Bourgeon de vigne au printemps

 

F

rères et sœurs, cette parabole nous remet devant une question assez fondamentale : est-ce que le temps est rentable ? Je crois que surtout en français, nous avons des habitudes linguistiques qui sont redoutables car, ou bien l'on gagne du temps, ou bien l'on perd du temps. En français le temps est une loterie : ou bien cela fait gagner ou bien cela fait perdre. C'est un peu la problématique des ouvriers de la première heure, ils ont non seulement gagné du temps, mais ils estiment qu'en fonction de ce gain, comme le dit un personnage célèbre de l'actualité, ils ont travaillé plus pour gagner plus !

Précisément, Jésus n'est pas d'accord. Jésus considère qu'au fond, ce n'est pas absolument indispensable qu'on gagne plus quand on travaille plus. C'est effectivement une attitude courante très répandue, mais est-ce que le temps où l'on ne travaille pas est vraiment du temps perdu ?

Il est certain que notre regard surtout aujourd'hui, très marqué par le consumérisme, l'économie, la finance, notre regard est impitoyable sur le temps. Nous ne supportons plus qu'un instant le temps ne soit pas mis à profit, et c'est d'ailleurs pour cela, autre proverbe français, très révélateur, que "le temps c'est de l'argent". Evidemment, ces messieurs-là, ceux de la première heure, pensent aussi que le temps c'est de l'argent. Même, ils font un pas de plus, puisqu'ils établissent entre la rentabilité et le temps un rapport de justice : si j'ai consacré beaucoup de temps, je dois être payé plus, si j'ai consacré moins de temps, je dois être payé moins.

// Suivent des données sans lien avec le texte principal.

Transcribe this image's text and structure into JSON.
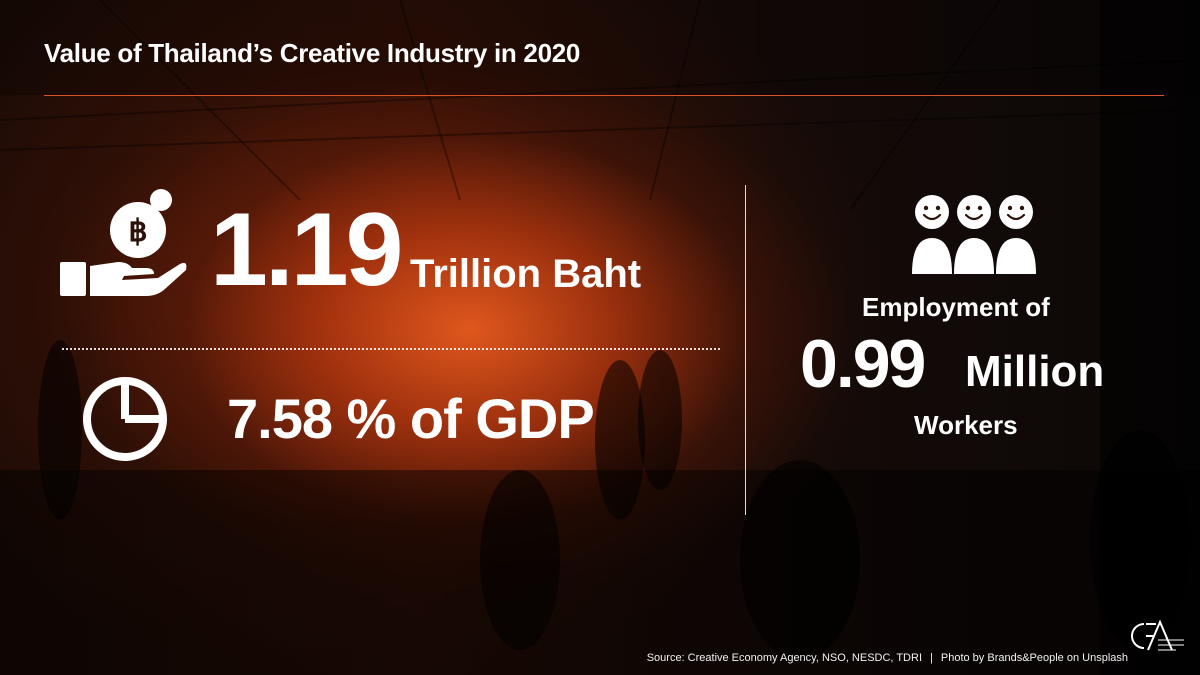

C'est vrai que nous sommes tous des ouvriers de la première heure, non seulement parce que la plupart d'entre nous nous sommes entrés dans le champ de la vigne du Seigneur aux premiers jours de notre vie, non seulement parce que nous estimons avoir supporté le poids du jour et de la chaleur, même si parfois, il ne faisait pas très chaud. En tout cas, pour ce qui est de la valeur de notre effort, nous n'avons aucun doute et sur le temps que nous avons consacré, nous pensons effectivement que Dieu nous doit quelque chose. Or, précisément, le sens de la parabole aussi difficile à avaler que ce soit, c'est : mes chers amis, je ne vous dois rien. Dieu ne nous doit rien. S'il nous a embauchés à la vigne, ce n'est pas pour gagner de l'argent nous, ce n'est même pas pour en gagner lui, il a embauché à la vigne parce qu'il a voulu nous faire participer à son projet d'amour, de création et de salut et de salut. Là-dessus, il n'y a ni revendication syndicale, ni revendication économique, ni justice sociale, ici, nous sommes dans la gratuité même de l'offre du salut de Dieu.

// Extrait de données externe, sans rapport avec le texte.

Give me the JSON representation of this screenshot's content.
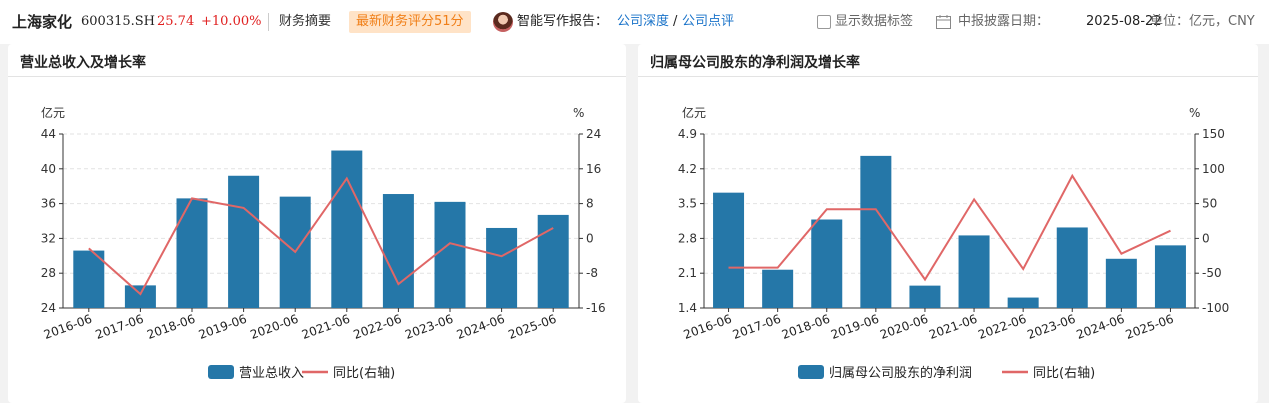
{
  "header": {
    "stock_name": "上海家化",
    "stock_code": "600315.SH",
    "price": "25.74",
    "change": "+10.00%",
    "summary_label": "财务摘要",
    "score_badge": "最新财务评分51分",
    "report_label": "智能写作报告：",
    "link_depth": "公司深度",
    "slash": "/",
    "link_comment": "公司点评",
    "show_labels": "显示数据标签",
    "date_label": "中报披露日期：",
    "date_value": "2025-08-22",
    "unit_label": "单位：亿元，CNY"
  },
  "colors": {
    "bar": "#2577a8",
    "line": "#e06767",
    "price": "#e02020",
    "link": "#1a73c9",
    "badge_text": "#f07f18",
    "badge_bg": "#ffe3c7"
  },
  "chart_data": [
    {
      "type": "bar",
      "title": "营业总收入及增长率",
      "categories": [
        "2016-06",
        "2017-06",
        "2018-06",
        "2019-06",
        "2020-06",
        "2021-06",
        "2022-06",
        "2023-06",
        "2024-06",
        "2025-06"
      ],
      "series": [
        {
          "name": "营业总收入",
          "type": "bar",
          "axis": "left",
          "values": [
            30.6,
            26.6,
            36.6,
            39.2,
            36.8,
            42.1,
            37.1,
            36.2,
            33.2,
            34.7
          ]
        },
        {
          "name": "同比(右轴)",
          "type": "line",
          "axis": "right",
          "values": [
            -2.3,
            -12.8,
            9.2,
            7.0,
            -3.1,
            13.8,
            -10.5,
            -1.1,
            -4.1,
            2.4
          ]
        }
      ],
      "left_unit": "亿元",
      "right_unit": "%",
      "left_ticks": [
        24,
        28,
        32,
        36,
        40,
        44
      ],
      "right_ticks": [
        -16,
        -8,
        0,
        8,
        16,
        24
      ],
      "ylim_left": [
        24,
        44
      ],
      "ylim_right": [
        -16,
        24
      ],
      "grid": true,
      "legend": "bottom"
    },
    {
      "type": "bar",
      "title": "归属母公司股东的净利润及增长率",
      "categories": [
        "2016-06",
        "2017-06",
        "2018-06",
        "2019-06",
        "2020-06",
        "2021-06",
        "2022-06",
        "2023-06",
        "2024-06",
        "2025-06"
      ],
      "series": [
        {
          "name": "归属母公司股东的净利润",
          "type": "bar",
          "axis": "left",
          "values": [
            3.72,
            2.17,
            3.18,
            4.46,
            1.85,
            2.86,
            1.61,
            3.02,
            2.39,
            2.66
          ]
        },
        {
          "name": "同比(右轴)",
          "type": "line",
          "axis": "right",
          "values": [
            -42,
            -42,
            42,
            42,
            -59,
            56,
            -44,
            90,
            -22,
            11
          ]
        }
      ],
      "left_unit": "亿元",
      "right_unit": "%",
      "left_ticks": [
        1.4,
        2.1,
        2.8,
        3.5,
        4.2,
        4.9
      ],
      "right_ticks": [
        -100,
        -50,
        0,
        50,
        100,
        150
      ],
      "ylim_left": [
        1.4,
        4.9
      ],
      "ylim_right": [
        -100,
        150
      ],
      "grid": true,
      "legend": "bottom"
    }
  ]
}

C'est vrai que ce serait terriblement limiter le pouvoir que de dire qu'il faudrait que Dieu nous embauche au début pour que nous soyons sauvés, comme si dans le Royaume de Dieu, il y aurait des demi-salut, des quart de salut, des sixièmes de salut et des douzièmes de salut. Si Dieu sauve, c'est sans conditions, c'est dans une entièreté absolue, et c'est cela que ceux de la première heure n'avaient pas compris. Ils n'avaient pas compris que le temps de toute façon, même le temps perdu sur la place parce que parce que personne ne vous embauche, pouvait déjà être une attente du salut et que le maître de la vigne le comprenait déjà.

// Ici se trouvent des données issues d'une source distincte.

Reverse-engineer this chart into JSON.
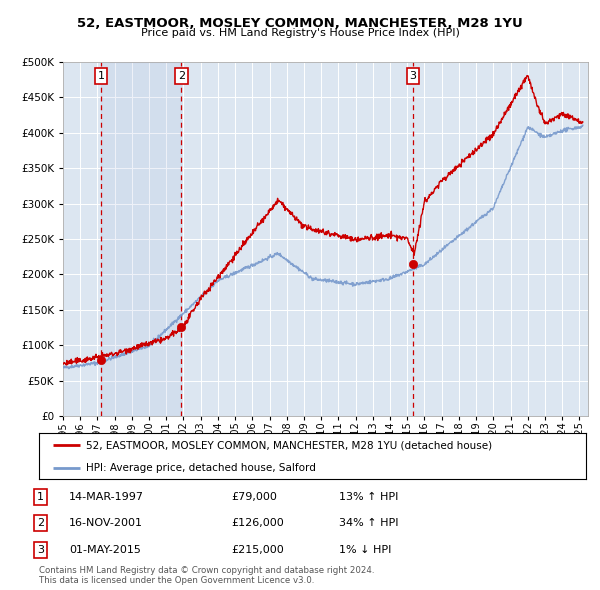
{
  "title": "52, EASTMOOR, MOSLEY COMMON, MANCHESTER, M28 1YU",
  "subtitle": "Price paid vs. HM Land Registry's House Price Index (HPI)",
  "legend_line1": "52, EASTMOOR, MOSLEY COMMON, MANCHESTER, M28 1YU (detached house)",
  "legend_line2": "HPI: Average price, detached house, Salford",
  "red_color": "#cc0000",
  "blue_color": "#7799cc",
  "bg_color": "#dce6f1",
  "plot_bg": "#dce6f1",
  "grid_color": "#ffffff",
  "vline_color": "#cc0000",
  "sale_points": [
    {
      "year": 1997.2,
      "price": 79000,
      "label": "1"
    },
    {
      "year": 2001.87,
      "price": 126000,
      "label": "2"
    },
    {
      "year": 2015.33,
      "price": 215000,
      "label": "3"
    }
  ],
  "table_rows": [
    {
      "num": "1",
      "date": "14-MAR-1997",
      "price": "£79,000",
      "change": "13% ↑ HPI"
    },
    {
      "num": "2",
      "date": "16-NOV-2001",
      "price": "£126,000",
      "change": "34% ↑ HPI"
    },
    {
      "num": "3",
      "date": "01-MAY-2015",
      "price": "£215,000",
      "change": "1% ↓ HPI"
    }
  ],
  "footnote1": "Contains HM Land Registry data © Crown copyright and database right 2024.",
  "footnote2": "This data is licensed under the Open Government Licence v3.0.",
  "ylim": [
    0,
    500000
  ],
  "yticks": [
    0,
    50000,
    100000,
    150000,
    200000,
    250000,
    300000,
    350000,
    400000,
    450000,
    500000
  ],
  "xmin": 1995.0,
  "xmax": 2025.5
}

Frères et sœurs, n'ayons pas le cœur trop impitoyable, acceptons que pour l'entrée dans le Royaume de Dieu, les conditions que Dieu fixe ne soient pas exactement les nôtres, et réjouissons-nous au contraire de ce qu'il y ait le plus grand nombre possible d'ouvriers embauchés à la vigne, à quelqu'heure que ce soit.